I have adapted two working codes into one, to use with interrupts. The thing trigger the interrupt is a button and that is working... It just seems to not be long enough? or doesn't read the RFID card? If you have any input or advise it would be great.

The RFID module is from seeeduino http://www.seeedstudio.com/wiki/125Khz_RFID_module_-_UART

#include <SoftwareSerial.h>
SoftwareSerial RFID = SoftwareSerial(4, 12);
int state = LOW;
unsigned long ID;

void setup()
{
  Serial.begin(9600);
  RFID.begin(9600);
  attachInterrupt(0, readID, RISING);
  //attachInterrupt(0, stateChange, CHANGE);
  //pinMode(13,OUTPUT);
  Serial.println("Hello");
}



void loop()
{
  Serial.println("I am here");
  delay(1000);
  
}

/*
void stateChange()
{
  state = !state;
  digitalWrite(13, state);
}
*/


void readID()
{
  Serial.println("are we here?\n\n");
  
  static byte data[4];
  static byte temp[14]; 
  byte len;
  static int i = 0;
  unsigned long currentId;
  if(RFID.available()){
      temp[i++] = RFID.read();
      Serial.println("HERE?");
      if(14 == i){
        if( 0x02 == temp[0] && 0x03 == temp[13]){
          data[0] = Transform(temp[3])*16 + Transform(temp[4]); 
          data[1] = Transform(temp[5])*16 + Transform(temp[6]);
          data[2] = Transform(temp[7])*16 + Transform(temp[8]);
          data[3] = Transform(temp[9])*16 + Transform(temp[10]);
          currentId = (unsigned long)data[0]*16777216 + (unsigned long)data[1]*65536 + (unsigned long)data[2]*256 + (unsigned long)data[3];
          Serial.print("CurrentID:");
          Serial.println(currentId,DEC);
          
          i = 0;
        }
      }
  }
}

byte Transform(byte dat)
{
  if(dat >= 0x30 && dat <= 0x39)
  {
    return (dat - 0x30);
  }else if(dat >= 0x41 && dat <= 0x46)
  {
    return (dat - 55);
  }
}

You shouldn't be doing any form of serial I/O in your interrupt.

It won't work if you do?

You're expecting a stream of characters from the reader.
At 9600 baud, these will arrive just over 1 millisecond apart, but your interrupt service only checks to see if the first as arrived.
Printing serial characters is interrupt driven in IDE 1.0 and above, so that won't work either.
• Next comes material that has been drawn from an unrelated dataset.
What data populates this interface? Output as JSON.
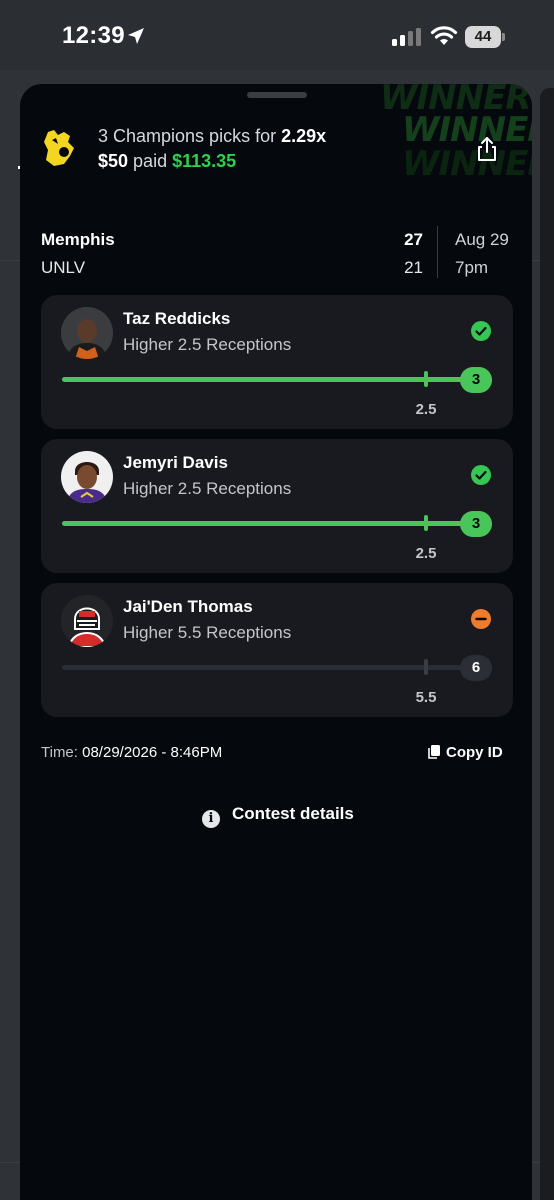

Why do you think you need an interrupt?
At these sorts of speeds, polling should work fine.

Fair enough, its going into a bigger project I'm making...
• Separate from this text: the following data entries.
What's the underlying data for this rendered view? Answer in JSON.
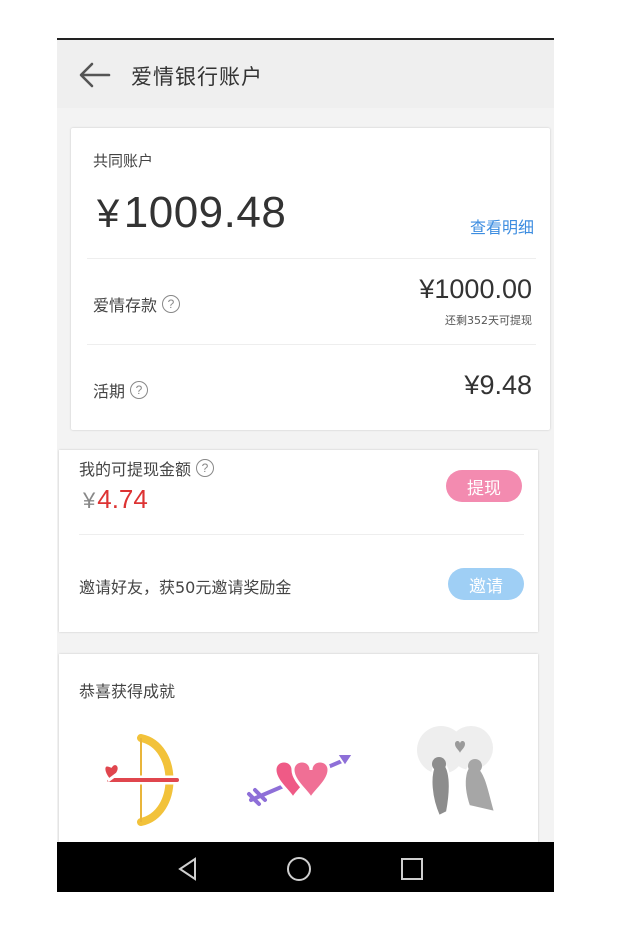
{
  "header": {
    "title": "爱情银行账户",
    "back_icon": "arrow-left-icon"
  },
  "joint_account": {
    "label": "共同账户",
    "currency": "¥",
    "balance": "1009.48",
    "detail_link": "查看明细",
    "detail_color": "#3d8de0"
  },
  "love_deposit": {
    "label": "爱情存款",
    "help": "?",
    "value": "¥1000.00",
    "note": "还剩352天可提现"
  },
  "current": {
    "label": "活期",
    "help": "?",
    "value": "¥9.48"
  },
  "withdrawable": {
    "label": "我的可提现金额",
    "help": "?",
    "currency": "¥",
    "amount": "4.74",
    "amount_color": "#d33333",
    "withdraw_button": "提现",
    "withdraw_color": "#f38bb0"
  },
  "invite": {
    "text": "邀请好友，获50元邀请奖励金",
    "button": "邀请",
    "button_color": "#9fcff5"
  },
  "achievements": {
    "title": "恭喜获得成就",
    "badges": [
      "cupid-bow-badge-icon",
      "hearts-arrow-badge-icon",
      "lovebirds-badge-icon"
    ]
  },
  "navbar": {
    "icons": [
      "back-triangle-icon",
      "home-circle-icon",
      "recents-square-icon"
    ]
  }
}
and I probably could use polling, but I learnt about interrupts at uni.. so thought I might give them a try

Interrupts are intended to be used where events must be noticed and acted upon very quickly, or the information represented by the event will be lost.
Here (I assume) you've got some event to indicate that RFID data is (or is about to be) available.
However, the rate at which the data arrives (one character per millisecond) is very slow in comparison to the speed of the processor, and anyway, character reception is already handled and buffered by an interrupt-driven process,
The only time I can really see interrupts being of benefit here is if the signal that indicates RFID data availability is shorter than some process going on (say an SD buffer write) so polling might miss it, in which case, your interrupt service routine would simply set a flag (declared volatile) that the background process would read later, when the lengthy process was complete.

Don't forget that Serial I/O relies on interrupts being enabled, which is not the case during an ISR.